Takmışlar efendim! Sövsek içimiz soğumuyor; sevsek, sevgimizi istismar ediyorlar. Üstelik borçlandırıyorlar bizi. Şimdiden gelecek 20 yılımıza ipotek koymuşlar. Ya hu ne istiyorsunuz bizden! Biz, iyilik edelim dedikçe tepemize çıktınız! Olmaz ki kardeşim! Bizim gibi yerli, milli, hatasız, kusursuz; adalet kefelerini eşitleyen, yanlışa geçit vermeyen, liyakati önemseyen; masum, günahsız bir milletin evlatlarına bu da yapılmaz ki(!)
HES’ler ve Anadolu Kadınları
Her Allah’ın günü Anadolu’nun ayrı bir köşesinden ayrı bir çığlık…
Çığlık sahibi toprağına bağlı, yeşile sevdalı, feraseti ile geleceği gören, Kurtuluş Savaşı’nda kağnılarla cepheye mermi taşıyan ninelerin evlatları, torunları; Anadolu’nun çilekeş anaları.

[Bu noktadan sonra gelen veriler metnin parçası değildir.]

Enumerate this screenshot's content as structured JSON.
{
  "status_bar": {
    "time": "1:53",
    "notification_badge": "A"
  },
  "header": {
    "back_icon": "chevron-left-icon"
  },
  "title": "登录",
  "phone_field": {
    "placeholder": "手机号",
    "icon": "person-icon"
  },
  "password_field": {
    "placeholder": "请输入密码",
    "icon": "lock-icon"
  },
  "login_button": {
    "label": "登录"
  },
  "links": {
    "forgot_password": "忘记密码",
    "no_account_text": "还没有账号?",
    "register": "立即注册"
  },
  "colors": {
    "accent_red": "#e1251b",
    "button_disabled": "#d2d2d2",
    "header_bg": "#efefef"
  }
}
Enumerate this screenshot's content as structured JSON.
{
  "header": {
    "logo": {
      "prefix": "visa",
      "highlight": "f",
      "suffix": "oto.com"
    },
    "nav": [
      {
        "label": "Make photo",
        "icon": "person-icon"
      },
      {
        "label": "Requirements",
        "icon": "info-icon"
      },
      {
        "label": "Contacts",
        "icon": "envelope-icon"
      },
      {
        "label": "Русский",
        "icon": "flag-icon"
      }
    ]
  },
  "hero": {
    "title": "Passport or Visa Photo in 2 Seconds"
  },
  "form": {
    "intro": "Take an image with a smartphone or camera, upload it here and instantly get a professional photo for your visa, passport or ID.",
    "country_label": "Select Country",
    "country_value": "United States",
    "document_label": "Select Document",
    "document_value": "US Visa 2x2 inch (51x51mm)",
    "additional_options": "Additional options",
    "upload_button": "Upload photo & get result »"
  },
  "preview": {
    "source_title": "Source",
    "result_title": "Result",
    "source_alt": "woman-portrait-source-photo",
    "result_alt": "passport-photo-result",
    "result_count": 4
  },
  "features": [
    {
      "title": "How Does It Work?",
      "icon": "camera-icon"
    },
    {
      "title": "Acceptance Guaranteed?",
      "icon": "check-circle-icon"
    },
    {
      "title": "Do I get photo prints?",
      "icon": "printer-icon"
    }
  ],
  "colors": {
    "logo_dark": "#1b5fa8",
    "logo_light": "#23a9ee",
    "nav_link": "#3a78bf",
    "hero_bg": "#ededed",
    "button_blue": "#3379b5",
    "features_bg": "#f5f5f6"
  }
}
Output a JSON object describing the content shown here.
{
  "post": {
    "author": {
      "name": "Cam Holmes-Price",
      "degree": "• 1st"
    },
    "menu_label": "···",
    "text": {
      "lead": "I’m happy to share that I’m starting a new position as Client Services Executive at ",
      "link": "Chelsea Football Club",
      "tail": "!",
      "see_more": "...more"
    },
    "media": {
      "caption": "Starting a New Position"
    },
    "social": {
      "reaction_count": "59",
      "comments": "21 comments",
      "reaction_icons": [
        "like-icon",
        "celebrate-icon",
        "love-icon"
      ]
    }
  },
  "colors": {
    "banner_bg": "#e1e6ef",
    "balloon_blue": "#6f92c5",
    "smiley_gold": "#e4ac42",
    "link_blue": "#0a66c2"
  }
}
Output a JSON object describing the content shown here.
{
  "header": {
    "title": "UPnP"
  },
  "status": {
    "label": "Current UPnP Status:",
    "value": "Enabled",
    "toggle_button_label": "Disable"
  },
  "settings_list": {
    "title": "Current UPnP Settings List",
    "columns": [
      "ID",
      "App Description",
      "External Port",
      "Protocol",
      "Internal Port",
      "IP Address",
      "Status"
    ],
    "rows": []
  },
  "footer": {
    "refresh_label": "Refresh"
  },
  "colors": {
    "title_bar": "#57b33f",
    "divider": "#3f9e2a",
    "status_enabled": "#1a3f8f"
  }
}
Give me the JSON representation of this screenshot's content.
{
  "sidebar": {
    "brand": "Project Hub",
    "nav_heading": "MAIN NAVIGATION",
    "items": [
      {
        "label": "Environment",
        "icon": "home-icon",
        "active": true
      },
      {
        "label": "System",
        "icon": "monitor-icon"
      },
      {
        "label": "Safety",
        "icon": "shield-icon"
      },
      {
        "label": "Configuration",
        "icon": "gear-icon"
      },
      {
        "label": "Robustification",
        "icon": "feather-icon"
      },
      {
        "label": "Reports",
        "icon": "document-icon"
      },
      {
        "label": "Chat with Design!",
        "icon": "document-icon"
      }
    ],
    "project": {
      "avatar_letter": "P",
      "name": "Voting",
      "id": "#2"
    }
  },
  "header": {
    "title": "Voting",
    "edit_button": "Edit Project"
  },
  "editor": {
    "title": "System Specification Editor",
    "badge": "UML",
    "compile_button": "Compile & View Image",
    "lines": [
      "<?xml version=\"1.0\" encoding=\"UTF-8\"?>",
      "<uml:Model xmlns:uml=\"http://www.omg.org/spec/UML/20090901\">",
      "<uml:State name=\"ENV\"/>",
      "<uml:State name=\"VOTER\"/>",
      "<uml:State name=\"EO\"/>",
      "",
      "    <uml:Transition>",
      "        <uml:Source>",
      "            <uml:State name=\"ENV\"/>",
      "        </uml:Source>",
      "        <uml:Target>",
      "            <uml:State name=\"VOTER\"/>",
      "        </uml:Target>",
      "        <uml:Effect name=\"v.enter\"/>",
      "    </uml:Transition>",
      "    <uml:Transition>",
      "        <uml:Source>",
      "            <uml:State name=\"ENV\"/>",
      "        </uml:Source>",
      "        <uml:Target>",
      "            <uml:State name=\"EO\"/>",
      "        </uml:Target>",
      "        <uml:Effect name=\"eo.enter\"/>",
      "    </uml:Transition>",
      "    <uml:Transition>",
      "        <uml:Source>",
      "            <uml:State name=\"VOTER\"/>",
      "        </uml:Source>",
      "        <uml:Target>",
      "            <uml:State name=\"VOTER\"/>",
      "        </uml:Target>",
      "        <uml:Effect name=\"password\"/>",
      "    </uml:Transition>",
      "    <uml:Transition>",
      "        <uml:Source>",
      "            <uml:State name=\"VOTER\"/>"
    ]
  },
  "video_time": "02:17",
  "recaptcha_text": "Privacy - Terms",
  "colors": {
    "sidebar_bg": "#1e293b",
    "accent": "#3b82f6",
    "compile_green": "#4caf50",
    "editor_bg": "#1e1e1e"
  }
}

Peki, ne istiyorlar böyle çığlık çığlığa?
İstekleri gayet açık… Nice bin yılların oluşturduğu derelerinin bozulmamasını, dağlarının korunmasını, yaşam alanlarını yok edilmemesini, doğa tahribinin önüne geçilmesini; havanın, suyun, toprağın kirletilmemesini istiyorlar.
Peki, bütün bunları kimden istiyorlar?
Kimden olacak devletlerinden… Devletlerinin Çevreyi Korumakla görevli Çevre ve Şehircilik Bakanlığı’ndan…
Kime karşı istiyorlar?
Gözleri RANT’tan başka bir şey görmeyen firmalara, sermayedarlara, uluslar arası holdinglere, dış güçlere karşı...
Peki, sermaye kapanına düşen Anadolu’nun bu çilekeş kadınları her seferinde kimi karşılarında buluyorlar?
Devleti… Devletin gücü Jandarmayı, polisi…
…?
Mutlakıyet, I. Meşrutiyet, II. Meşrutiyet, Cumhuriyet… Tek Parti Dönemi, çok partili hayata geçiş; darbeli yönetim, demokrasi, kuvvetler ayrılığı…
Sahi, Türkiye’deki son yönetim sisteminin adı neydi?
“Partili Cumhurbaşkanlığı Hükmetme Sistemi”
Ne demişti rahmetli Neşet Ertaş:
“Biz çekmediğimiz derdin türküsünü yakmayız.”
İşte tam da bu noktada gel de eli kulağa atma!
Dağlar… Dağlar…
Kurban olam yol ver geçem
HES’ler kaptı dereleri, ben nasıl gülem
GOLD’cu keser ormanımı ben kime gidem
Rantçı bozar Salda’mı kime şikâyet edem
Talan olan millet malı nasıl göz yumam
Suçlu dış güç diyorlar, doğru mu diyem
Dağlar… Dağlar…
Yüklediler varlığımı Katar’a
Hele deyin, deyin hele, ben nere gidem.